Français depuis combien de siècles ?

En ce temps-là, les gens étaient loin de prévoir qu’un minuscule téléphone, le portable, leur permettrait de raconter leur vie dans les bus, les cafés, les supermarchés. On passait 8 heures par jour avec des collègues sans rien savoir d’eux. On se disait « vous », on ne se livrait pas. C’est comme ça que j’ai partagé pendant plus de deux ans, à Paris, un bureau et une affectation avec un collègue dont je ne savais à peu près rien, sinon qu’il exerçait son travail avec un curieux mélange de sérieux et de désabusement. Etait-ce l’effet de l’âge ? Il devait avoir près de 60 ans, j’en avais la moitié.

L’homme avait faitdes études prestigieuses -Normale Sup-, il vivait seul et s’en retournait chaque vendredi soir dans le Limousin, où il possédait un élevage d’ovins. Un jour, c’était en mai 1958, lui qui ne parlait jamais de politique avait comparé le comportement de ses moutons à celui des Français qui venaient de se prononcer pour le retour au pouvoir de Charles de Gaulle.

Ce n’est qu’à la veille du jour où j’allais quitter l’entreprise -c’était alors la deuxième agence de publicité de France- que mon voisin de bureau tenait à évoquer son passé. Entré comme beaucoup de Normaliens dans l’administration préfectorale, cet homme était devenu un haut fonctionnaire de Vichy. Radié de la fonction publique à la Libération, il avait vivoté de petits emplois avant de trouver dans la publicité une situation stable et décemment rémunérée.

« Pourquoi me racontez-vous cela, à moi ? », ai-je demandé. « Parce que vous êtes juif… Et puis, vous avez toujours été loyal » !

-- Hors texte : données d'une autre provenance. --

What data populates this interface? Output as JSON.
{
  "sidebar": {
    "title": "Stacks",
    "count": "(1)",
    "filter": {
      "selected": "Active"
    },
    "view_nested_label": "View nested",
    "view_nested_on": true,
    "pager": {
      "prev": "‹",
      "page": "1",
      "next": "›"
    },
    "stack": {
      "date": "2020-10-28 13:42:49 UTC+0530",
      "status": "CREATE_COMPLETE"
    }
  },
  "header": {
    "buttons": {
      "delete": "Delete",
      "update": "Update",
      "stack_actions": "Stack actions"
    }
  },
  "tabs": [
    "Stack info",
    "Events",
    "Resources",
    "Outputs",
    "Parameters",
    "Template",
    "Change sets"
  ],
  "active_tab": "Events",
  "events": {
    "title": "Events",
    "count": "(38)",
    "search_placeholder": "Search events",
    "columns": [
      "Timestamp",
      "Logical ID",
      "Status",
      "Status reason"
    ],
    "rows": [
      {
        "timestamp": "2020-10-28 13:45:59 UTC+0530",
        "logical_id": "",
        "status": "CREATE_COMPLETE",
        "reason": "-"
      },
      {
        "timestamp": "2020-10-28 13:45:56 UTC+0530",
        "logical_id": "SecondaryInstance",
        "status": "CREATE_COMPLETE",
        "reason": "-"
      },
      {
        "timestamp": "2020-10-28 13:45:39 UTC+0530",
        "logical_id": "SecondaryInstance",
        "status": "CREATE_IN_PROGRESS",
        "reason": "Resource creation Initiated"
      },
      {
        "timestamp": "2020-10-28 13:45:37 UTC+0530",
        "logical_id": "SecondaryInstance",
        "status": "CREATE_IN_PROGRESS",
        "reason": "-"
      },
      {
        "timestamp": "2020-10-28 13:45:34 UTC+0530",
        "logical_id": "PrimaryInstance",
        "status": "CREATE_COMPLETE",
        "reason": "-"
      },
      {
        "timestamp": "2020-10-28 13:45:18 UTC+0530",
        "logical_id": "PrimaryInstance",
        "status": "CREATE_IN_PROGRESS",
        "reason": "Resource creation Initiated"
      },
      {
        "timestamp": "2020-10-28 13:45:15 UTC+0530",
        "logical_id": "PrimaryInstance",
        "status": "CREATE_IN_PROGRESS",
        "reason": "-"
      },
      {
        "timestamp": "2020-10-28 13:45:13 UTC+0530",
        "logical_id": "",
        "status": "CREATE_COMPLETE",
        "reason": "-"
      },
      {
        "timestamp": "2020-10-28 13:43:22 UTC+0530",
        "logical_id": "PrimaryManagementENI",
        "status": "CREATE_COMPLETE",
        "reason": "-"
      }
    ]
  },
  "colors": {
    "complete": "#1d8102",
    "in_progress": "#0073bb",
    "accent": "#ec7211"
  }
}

Nous devions être une bonne dizaine de Juifs dans l’agence, et je ne me souviens pas qu’un seul se soit dévoilé. Même entre nous, on faisait comme si on ne s’était pas reconnu. Survivance du temps où il fallait se taire pour survivre ? Pour ma part, j’ai longtemps pensé que c’était mon adhésion aux valeurs universelles (tous frères, etc.) qui impliquait le renoncement aux particularismes, mais allez savoir… De toute façon, vers 1960, quand on voulait faire carrière dans une grande entreprise française, on ne parlait pas de « ça ». Ou alors, on allait chez « tonton Marcel » (Bleustein-Blanchet, le légendaire patron de Publicis).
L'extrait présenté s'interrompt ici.